Cost Per Lead (CPL)
Also known as: CPL, cost per call
Cost per lead (CPL) is the average marketing spend required to generate one lead, calculated by dividing campaign cost by the number of leads (phone calls included) it produced.
Cost per lead (CPL) divides what you spent on a campaign by the number of leads it generated. When phone calls are a major lead source, leaving them out understates your true volume and makes CPL look worse than it is, which is exactly why call attribution matters for the math.
Comparing CPL across channels tells you where the next marketing dollar works hardest. For pay-per-call models, see pay-per-call lead generation.
Frequently asked questions
Why include calls in cost per lead?
If a campaign drives ten calls and two form fills but you only count the forms, its CPL looks five times worse than reality, and you may cut a profitable channel. Folding attributed calls into the denominator gives an honest number for comparing channels.

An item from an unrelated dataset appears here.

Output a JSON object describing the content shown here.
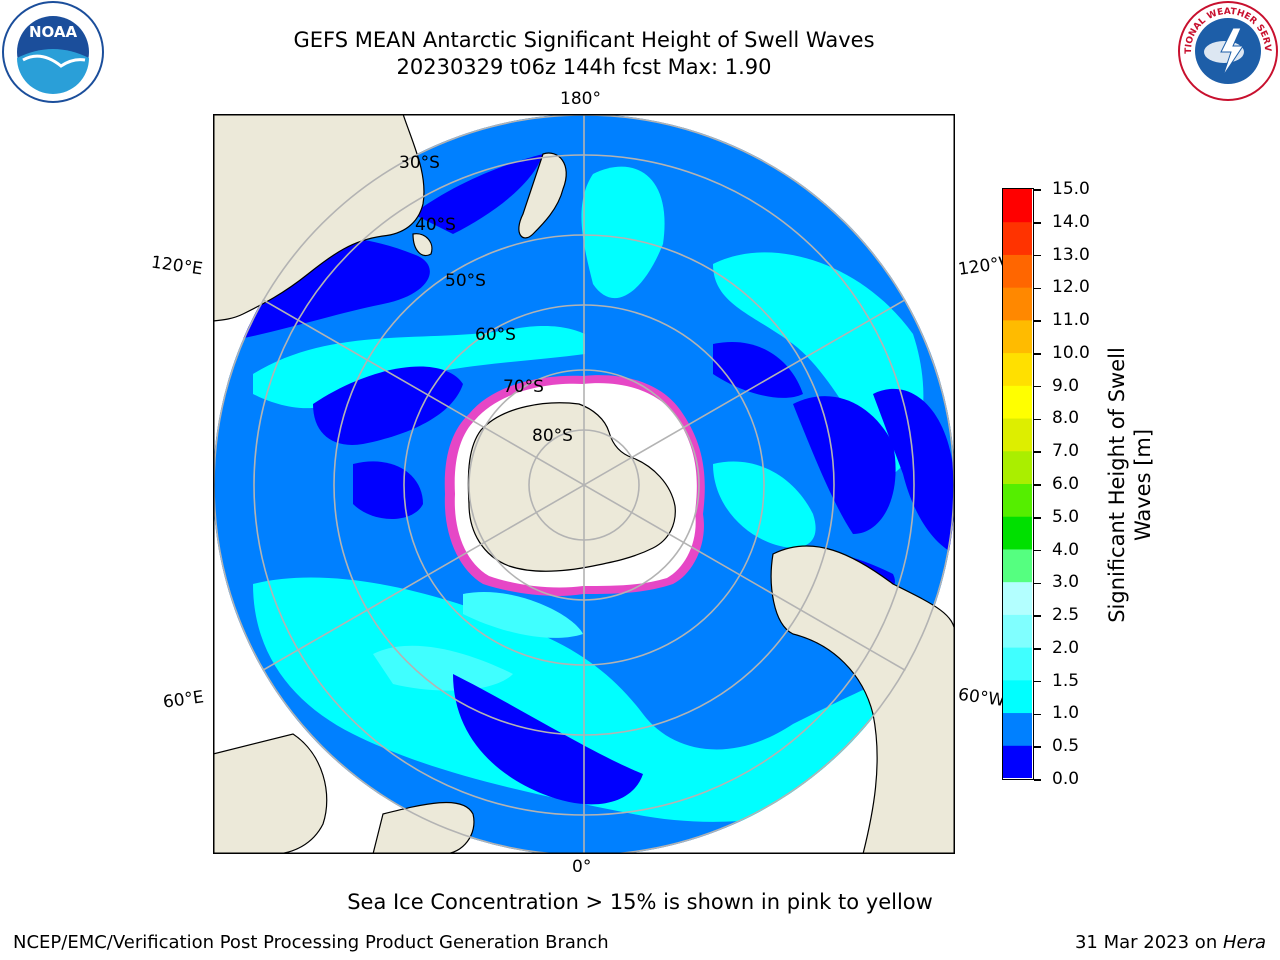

What is the difference between cost per lead and cost per call?
Cost per call applies the same formula specifically to phone leads: campaign cost divided by qualifying call conversions. Cost per lead is the broader metric covering every lead type, including forms, chats, and calls.
How is cost per lead calculated?
Divide the total cost of a campaign by the number of leads it produced, counting attributed phone calls alongside forms and chats. A 2,000-dollar campaign that generated 40 leads (calls included) has a cost per lead of 50 dollars.
What is a reasonable cost per lead?
It depends on the vertical and the value of a customer — a few dollars for low-ticket consumer offers, well over 100 dollars in legal or B2B. The useful test is CPL against close rate and customer value, not an absolute number; a higher CPL is fine if those leads convert and are worth more.